John McGinnis has this review in the WSJ of Walter Olson's book, Schools for Misrule: Legal Academia and an Overlawyered America.  He especially likes the part about legal clinics:

Mr. Olson superbly describes the rise of legal clinics, the law-school component ostensibly designed to give students hands-on training. He notes that the charitable foundations that first funded these clinics were more concerned with creating turbines of social change than with educating students. These days, many more clinics engage in public-interest litigation (defined by a rather predictable liberal agenda) than devote themselves to matters like the legal ordeals of small businesses, though thinking about a deli's contract dispute with a supplier would be more relevant to a law student's future working life. Some of these public-interest litigation shops have substantial funds. Mr. Olson observes that the budget of Brennan Center at New York University alone comes to roughly 80% of that of the Federalist Society, the national organization of legal conservatives that is routinely vilified by Democratic politicians for its inordinate--and, of course, pernicious--effect on our legal culture.

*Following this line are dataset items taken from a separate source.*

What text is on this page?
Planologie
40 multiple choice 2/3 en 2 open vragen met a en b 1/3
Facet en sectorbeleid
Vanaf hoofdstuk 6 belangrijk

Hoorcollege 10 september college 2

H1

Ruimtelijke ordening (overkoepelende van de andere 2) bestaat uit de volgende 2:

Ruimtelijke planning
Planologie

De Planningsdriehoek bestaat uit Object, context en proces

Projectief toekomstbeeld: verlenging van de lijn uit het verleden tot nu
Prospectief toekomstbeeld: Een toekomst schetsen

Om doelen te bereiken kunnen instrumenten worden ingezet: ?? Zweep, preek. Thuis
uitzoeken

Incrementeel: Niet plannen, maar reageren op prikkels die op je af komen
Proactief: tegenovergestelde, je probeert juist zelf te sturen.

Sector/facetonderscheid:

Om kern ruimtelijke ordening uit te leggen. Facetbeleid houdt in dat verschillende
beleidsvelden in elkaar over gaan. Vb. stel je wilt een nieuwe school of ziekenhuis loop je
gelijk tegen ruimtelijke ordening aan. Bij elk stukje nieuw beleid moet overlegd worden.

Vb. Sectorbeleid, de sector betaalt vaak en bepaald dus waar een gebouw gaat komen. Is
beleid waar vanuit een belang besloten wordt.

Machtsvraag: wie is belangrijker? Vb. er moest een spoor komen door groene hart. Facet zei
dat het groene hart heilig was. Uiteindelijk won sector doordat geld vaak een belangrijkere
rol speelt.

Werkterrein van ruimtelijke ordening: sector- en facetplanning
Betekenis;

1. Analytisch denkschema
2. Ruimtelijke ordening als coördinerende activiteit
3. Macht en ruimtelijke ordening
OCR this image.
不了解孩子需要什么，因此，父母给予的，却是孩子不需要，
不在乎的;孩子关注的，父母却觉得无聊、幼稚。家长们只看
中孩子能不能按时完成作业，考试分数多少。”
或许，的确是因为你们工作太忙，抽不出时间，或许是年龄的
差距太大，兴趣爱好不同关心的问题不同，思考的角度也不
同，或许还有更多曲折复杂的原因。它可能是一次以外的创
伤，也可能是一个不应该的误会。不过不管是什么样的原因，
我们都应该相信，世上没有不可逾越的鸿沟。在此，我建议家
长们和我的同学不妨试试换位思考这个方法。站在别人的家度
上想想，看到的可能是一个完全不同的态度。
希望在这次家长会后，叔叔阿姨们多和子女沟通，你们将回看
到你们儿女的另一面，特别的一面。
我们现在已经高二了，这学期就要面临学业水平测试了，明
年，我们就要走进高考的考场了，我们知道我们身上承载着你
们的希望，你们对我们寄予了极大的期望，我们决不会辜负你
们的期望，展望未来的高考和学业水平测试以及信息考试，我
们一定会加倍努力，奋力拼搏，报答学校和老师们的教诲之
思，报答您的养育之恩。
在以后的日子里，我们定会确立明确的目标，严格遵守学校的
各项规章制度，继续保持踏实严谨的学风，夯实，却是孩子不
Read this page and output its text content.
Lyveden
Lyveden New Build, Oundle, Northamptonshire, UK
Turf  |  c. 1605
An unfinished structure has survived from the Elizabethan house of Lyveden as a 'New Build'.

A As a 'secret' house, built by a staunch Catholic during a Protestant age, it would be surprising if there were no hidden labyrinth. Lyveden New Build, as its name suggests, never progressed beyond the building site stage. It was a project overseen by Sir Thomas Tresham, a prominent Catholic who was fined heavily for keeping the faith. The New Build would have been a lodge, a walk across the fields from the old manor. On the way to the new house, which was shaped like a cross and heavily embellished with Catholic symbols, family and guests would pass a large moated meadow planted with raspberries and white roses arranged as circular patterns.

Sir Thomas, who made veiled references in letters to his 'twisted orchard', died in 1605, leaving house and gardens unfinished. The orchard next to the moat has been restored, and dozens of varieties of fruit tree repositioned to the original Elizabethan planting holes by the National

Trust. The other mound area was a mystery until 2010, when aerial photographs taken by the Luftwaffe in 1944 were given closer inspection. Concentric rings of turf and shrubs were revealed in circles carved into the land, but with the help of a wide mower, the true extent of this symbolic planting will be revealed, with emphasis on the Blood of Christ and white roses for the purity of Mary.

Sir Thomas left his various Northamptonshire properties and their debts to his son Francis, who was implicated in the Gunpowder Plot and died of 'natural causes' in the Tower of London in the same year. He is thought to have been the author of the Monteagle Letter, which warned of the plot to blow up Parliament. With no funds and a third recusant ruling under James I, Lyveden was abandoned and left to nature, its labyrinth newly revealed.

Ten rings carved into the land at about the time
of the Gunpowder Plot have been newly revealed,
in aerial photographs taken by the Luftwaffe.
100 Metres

An online ad for the book has this blurb from Chief Judge Kozinski of the Ninth Circuit:  "Every year I hire as law clerks some of the best and brightest law students in the country, and spend a year wringing out of them all the wrong-headed ideas their law professors taught them.  Now I know why."

Of course, in light of his opinion today in the Stolen Valor Act case (an opinion that will be greeted warmly in legal academia), Judge Kozinski needs to wring some wrong-headed ideas out of himself.